The quantum measurement problem has resisted resolution for nearly a century, fragmenting into three seemingly independent challenges: the Born rule's probabilistic interpretation, the EPR paradox of simultaneous reality, and Bell inequality violations challenging local realism. This fragmentation has obscured a common structural origin. This work demonstrates that all three problems arise from a single theoretical defect: the misapplication of commutative probability theory to non-commutative operational structures. Within the framework of Cognitional Mechanics (CM), grounded in two axioms—non-commutativity (ÔA, ÔB ≠ 0) and finite operational resolution (Level of Detail) —these problems dissolve simultaneously through structural reconstruction. The Born rule emerges as the unique projection measure compatible with resource conservation and tensor-product linearity under non-commutative constraints, repositioning probability as an epistemic consequence of finite resolution rather than ontological randomness.
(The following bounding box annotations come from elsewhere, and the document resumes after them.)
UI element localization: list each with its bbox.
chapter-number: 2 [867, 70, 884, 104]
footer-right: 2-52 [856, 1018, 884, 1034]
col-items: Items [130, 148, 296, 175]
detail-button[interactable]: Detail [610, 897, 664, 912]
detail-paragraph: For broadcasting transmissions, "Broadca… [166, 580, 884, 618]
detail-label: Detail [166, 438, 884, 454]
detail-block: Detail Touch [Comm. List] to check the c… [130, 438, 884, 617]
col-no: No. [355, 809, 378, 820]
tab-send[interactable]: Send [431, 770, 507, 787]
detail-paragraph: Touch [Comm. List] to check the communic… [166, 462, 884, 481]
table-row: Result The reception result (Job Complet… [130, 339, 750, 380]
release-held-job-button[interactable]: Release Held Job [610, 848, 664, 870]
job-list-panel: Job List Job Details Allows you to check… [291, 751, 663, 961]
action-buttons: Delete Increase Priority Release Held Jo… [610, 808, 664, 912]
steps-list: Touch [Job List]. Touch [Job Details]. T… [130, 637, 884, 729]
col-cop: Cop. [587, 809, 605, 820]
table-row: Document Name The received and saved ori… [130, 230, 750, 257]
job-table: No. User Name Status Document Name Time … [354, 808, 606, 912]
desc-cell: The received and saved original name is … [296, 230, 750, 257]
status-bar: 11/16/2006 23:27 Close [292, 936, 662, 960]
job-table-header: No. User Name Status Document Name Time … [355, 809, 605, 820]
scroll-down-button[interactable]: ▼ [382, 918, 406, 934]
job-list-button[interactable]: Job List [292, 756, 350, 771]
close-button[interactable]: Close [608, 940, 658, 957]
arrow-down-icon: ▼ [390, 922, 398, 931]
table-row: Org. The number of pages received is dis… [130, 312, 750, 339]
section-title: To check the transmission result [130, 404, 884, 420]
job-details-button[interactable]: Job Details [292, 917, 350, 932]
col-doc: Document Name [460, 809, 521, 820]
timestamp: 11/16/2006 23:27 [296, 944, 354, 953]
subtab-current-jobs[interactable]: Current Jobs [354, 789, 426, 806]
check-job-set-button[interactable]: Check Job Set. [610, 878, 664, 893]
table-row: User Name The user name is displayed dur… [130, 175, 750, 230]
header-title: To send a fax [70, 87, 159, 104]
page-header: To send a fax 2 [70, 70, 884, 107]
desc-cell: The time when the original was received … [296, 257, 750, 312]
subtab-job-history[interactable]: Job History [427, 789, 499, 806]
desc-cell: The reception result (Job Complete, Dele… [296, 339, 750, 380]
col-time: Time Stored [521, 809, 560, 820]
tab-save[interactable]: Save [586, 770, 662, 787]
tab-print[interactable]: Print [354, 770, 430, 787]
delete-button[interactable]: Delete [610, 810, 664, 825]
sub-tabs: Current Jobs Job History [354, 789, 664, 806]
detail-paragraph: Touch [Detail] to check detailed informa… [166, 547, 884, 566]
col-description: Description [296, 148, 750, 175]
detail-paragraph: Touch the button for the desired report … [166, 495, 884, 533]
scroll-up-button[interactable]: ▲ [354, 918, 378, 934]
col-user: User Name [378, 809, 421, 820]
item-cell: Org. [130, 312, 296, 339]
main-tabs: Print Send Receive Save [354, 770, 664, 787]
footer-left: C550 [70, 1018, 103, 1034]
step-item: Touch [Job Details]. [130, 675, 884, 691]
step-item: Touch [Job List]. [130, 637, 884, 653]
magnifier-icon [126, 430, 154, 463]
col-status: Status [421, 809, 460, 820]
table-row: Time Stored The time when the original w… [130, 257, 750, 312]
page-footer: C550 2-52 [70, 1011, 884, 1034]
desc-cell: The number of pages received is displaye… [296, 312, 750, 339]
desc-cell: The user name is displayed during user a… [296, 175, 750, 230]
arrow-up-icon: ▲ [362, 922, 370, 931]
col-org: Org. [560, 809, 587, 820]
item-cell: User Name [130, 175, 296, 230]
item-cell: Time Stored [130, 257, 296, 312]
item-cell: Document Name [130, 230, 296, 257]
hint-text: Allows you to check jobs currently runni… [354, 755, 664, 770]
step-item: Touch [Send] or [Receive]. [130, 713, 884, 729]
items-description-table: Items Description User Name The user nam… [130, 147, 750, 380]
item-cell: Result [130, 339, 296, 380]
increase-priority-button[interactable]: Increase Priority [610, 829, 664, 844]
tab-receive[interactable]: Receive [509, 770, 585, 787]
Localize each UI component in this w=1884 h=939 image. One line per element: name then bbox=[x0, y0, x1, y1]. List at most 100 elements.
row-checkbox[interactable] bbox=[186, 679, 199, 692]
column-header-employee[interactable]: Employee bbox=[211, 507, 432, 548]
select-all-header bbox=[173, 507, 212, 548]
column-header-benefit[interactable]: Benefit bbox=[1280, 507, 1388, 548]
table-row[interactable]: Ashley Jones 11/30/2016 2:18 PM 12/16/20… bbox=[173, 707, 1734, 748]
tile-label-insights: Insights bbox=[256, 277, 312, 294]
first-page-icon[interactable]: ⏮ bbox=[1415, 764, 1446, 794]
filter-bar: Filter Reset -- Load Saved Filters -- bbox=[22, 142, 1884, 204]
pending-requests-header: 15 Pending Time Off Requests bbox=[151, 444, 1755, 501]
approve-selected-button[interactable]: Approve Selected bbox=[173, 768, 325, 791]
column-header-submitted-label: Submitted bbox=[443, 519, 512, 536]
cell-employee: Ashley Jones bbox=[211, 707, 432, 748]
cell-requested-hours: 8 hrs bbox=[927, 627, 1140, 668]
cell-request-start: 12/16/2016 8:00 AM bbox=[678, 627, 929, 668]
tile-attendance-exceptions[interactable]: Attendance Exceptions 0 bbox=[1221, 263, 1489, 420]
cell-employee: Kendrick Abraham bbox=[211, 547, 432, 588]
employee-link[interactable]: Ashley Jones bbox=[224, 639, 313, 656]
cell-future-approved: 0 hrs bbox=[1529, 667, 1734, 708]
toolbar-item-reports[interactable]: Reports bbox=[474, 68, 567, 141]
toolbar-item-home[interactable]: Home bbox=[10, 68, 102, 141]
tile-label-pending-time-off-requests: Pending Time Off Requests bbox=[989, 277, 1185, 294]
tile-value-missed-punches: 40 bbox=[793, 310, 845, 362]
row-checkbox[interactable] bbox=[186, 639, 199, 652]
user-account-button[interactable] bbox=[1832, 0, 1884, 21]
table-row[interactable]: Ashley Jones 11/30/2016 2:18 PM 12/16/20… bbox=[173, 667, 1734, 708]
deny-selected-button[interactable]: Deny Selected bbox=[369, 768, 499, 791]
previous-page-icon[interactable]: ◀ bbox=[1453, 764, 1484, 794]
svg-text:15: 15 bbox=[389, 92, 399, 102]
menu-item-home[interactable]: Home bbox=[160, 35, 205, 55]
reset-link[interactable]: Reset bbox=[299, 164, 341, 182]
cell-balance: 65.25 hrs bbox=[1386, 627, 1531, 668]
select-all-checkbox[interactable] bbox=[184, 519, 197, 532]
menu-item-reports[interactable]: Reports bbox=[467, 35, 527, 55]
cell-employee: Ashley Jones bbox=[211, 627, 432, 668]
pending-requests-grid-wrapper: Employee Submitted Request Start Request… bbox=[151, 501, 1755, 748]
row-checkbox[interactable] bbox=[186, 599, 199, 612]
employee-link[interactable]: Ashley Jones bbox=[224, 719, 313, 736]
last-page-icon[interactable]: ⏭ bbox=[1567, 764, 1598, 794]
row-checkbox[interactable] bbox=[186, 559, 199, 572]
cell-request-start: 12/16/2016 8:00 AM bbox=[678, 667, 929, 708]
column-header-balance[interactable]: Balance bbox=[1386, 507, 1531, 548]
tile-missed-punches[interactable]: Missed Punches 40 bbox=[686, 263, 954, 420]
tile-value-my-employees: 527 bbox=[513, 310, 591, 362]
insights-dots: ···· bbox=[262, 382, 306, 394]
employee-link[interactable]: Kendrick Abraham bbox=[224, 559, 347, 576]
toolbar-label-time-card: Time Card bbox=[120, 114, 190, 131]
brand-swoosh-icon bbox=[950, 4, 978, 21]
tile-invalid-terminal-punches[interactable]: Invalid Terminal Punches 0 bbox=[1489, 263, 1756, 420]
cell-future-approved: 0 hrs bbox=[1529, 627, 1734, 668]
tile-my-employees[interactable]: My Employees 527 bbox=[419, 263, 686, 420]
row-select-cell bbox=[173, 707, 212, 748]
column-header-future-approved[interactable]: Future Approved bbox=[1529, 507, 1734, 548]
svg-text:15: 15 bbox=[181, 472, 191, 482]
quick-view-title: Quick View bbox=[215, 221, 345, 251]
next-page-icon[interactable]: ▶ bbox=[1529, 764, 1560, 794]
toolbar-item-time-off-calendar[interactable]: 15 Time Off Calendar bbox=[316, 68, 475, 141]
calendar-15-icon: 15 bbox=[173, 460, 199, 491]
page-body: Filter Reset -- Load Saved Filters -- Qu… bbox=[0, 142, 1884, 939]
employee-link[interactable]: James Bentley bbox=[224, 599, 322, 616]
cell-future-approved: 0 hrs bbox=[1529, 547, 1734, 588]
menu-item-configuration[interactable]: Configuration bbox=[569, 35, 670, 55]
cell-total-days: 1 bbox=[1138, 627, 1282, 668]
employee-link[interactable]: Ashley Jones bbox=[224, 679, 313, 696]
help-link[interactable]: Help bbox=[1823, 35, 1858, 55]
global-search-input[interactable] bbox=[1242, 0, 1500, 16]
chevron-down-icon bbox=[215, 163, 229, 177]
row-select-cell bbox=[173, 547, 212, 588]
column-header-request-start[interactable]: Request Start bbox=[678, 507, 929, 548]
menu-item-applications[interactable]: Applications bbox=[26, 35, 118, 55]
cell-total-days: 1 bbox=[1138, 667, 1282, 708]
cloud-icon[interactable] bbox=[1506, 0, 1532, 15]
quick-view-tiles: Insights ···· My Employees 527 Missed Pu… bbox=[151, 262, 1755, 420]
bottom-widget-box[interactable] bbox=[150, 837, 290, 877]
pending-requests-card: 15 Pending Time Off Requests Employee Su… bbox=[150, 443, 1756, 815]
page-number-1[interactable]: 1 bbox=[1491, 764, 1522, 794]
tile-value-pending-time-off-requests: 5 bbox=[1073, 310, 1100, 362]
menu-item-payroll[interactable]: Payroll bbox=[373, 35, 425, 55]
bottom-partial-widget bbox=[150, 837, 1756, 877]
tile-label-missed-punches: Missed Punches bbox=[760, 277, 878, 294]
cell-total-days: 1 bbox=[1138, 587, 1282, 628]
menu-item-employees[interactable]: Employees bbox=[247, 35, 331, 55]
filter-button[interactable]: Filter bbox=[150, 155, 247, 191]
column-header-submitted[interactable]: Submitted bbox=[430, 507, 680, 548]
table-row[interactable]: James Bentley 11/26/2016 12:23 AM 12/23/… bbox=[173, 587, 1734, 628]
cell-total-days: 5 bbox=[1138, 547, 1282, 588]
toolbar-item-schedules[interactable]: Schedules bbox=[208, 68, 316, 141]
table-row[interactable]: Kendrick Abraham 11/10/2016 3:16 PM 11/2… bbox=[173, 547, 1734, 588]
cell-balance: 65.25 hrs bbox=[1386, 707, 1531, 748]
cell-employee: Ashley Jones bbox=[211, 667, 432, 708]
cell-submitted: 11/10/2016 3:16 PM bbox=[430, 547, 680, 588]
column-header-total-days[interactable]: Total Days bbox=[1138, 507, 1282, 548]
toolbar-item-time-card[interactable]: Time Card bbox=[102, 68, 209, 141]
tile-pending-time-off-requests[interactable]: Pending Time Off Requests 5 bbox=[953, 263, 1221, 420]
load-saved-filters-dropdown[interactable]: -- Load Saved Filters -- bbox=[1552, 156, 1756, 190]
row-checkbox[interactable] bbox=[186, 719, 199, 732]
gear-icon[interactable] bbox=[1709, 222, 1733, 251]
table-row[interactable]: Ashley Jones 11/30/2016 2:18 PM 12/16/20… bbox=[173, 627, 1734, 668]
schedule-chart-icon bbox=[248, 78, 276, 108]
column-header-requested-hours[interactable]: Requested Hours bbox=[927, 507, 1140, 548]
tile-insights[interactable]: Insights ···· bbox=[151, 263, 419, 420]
EPR correlations are resolved as constraint propagation across shared operational stacks, eliminating the apparent conflict between quantum completeness and local realism without invoking non-local signaling. Bell inequality violations follow from the logical impossibility of factorization: non-commutativity structurally excludes the simultaneous eigenstates required by the factorization condition, rendering the measure space for joint distributions undefined rather than merely violated. The framework derives from Tier 1 axiomatic necessity within Cognitional Mechanics. Mathematical formalisms—Hilbert spaces, operator algebras, measure theory—serve as Tier 3 projection tools expressing this structure, not as foundational requirements for its validity. This work was developed through IASER (Intelligence Amplification by Stimulated Emission of Reasoning) methodology, employing large language models as external reasoning engines under human authority and judgment. This paper builds on Operational Quantum Mechanics I (DOI: 10. 5281/zenodo. 18649525), which resolved Schrödinger's cat through operational stack management, and forms a symmetrical counterpart to Universal Relativity (DOI: 10. 5281/zenodo. 18645324) within the CM framework.